The article reviews thirteen justifications for public culture and cultural policy in the U.S. context: public interest, national security, merit, moral worth, the good life, economic development, politics, education, democracy, American identity, shared symbols, diversity, and innovation. Although democracy is a justification in and of itself, Kidd argues that it actually provides the overarching framework for all the other justifications on this list—or, as he argues, "the question concerning public culture is a democratic question" (18).

Kidd argues that there are four underlying principles that can be derived from these 13 justifications: (1) Public culture and democracy are mutually constitutive. (2) "Elite culture" can be detrimental to democracy (if it is preserved as the exclusive domain of elites). (3) The deliberate pursuit of diversity is a democratic endeavor. (4) Culture can bridge social differences.

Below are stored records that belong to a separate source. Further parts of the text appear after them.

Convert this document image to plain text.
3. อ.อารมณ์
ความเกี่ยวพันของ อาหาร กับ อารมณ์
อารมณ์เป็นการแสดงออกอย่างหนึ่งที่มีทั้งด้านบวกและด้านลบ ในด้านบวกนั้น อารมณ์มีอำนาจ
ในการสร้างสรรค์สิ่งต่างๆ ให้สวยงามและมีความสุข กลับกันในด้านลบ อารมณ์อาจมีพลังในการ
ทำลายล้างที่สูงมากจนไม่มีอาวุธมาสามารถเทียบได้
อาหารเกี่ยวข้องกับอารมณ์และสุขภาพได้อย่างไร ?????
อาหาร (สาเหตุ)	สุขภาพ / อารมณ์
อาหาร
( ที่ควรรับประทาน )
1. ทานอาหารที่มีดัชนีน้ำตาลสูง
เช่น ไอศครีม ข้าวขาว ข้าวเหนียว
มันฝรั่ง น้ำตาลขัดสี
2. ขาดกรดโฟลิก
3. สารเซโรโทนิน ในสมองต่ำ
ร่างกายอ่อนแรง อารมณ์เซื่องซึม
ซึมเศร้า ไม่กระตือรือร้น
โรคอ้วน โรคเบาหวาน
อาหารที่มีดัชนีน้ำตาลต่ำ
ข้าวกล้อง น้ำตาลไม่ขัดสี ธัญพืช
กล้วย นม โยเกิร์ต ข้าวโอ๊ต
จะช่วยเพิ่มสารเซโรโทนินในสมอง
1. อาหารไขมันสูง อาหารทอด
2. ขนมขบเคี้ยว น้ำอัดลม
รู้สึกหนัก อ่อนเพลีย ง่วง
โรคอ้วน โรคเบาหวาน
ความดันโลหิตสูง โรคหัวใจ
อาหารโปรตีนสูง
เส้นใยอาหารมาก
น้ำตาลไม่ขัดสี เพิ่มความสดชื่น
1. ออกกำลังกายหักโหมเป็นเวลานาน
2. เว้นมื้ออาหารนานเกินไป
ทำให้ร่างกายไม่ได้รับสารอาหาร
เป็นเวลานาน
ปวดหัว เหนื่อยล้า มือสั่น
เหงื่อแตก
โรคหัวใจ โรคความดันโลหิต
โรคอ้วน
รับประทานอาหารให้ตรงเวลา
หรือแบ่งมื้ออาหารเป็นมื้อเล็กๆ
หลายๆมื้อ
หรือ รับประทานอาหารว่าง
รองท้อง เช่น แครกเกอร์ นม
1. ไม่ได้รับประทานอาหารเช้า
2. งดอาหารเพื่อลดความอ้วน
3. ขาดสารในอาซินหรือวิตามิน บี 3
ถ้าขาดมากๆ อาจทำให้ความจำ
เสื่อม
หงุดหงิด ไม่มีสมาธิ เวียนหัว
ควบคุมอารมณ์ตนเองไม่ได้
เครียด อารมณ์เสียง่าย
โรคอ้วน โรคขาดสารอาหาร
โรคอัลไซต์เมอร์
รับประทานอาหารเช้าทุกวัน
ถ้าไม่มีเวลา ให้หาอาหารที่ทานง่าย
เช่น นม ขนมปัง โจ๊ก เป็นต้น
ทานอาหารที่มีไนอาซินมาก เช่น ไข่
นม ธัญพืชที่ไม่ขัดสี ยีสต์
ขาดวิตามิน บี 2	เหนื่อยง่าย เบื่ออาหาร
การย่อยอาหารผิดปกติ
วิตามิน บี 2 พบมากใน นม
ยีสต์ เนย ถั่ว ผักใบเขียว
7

In summary, Kidd argues that the current institutional reality is exceptionally complicated, involving not only government, but foundations, corporations, and individual donors to the arts. All of these entities play a role in shaping public culture, making it inherently difficult to achieve innovations and diversity in the current cultural climate, since most funders shy away from politically and socially challenging forms of public art. The article concludes with two different perspectives on investing in public culture: the first (Bill Ivey) arguing for strong government regulation and support of public culture as "the birthright of citizens in our enlightened democracy" (20), and the other (Tyler Cowen) in favor of the market system and indirect subsidies of the nonprofit arts. These two positions suggest that a healthy debate over public culture is far from over.


Kidd, Dustin. 2012. "Public Culture in America: A Review of Cultural Policy Debates." The Journal of Arts Management, Law, and Society 42(1): 11-21. doi:10.1080/10632921.2012.651094.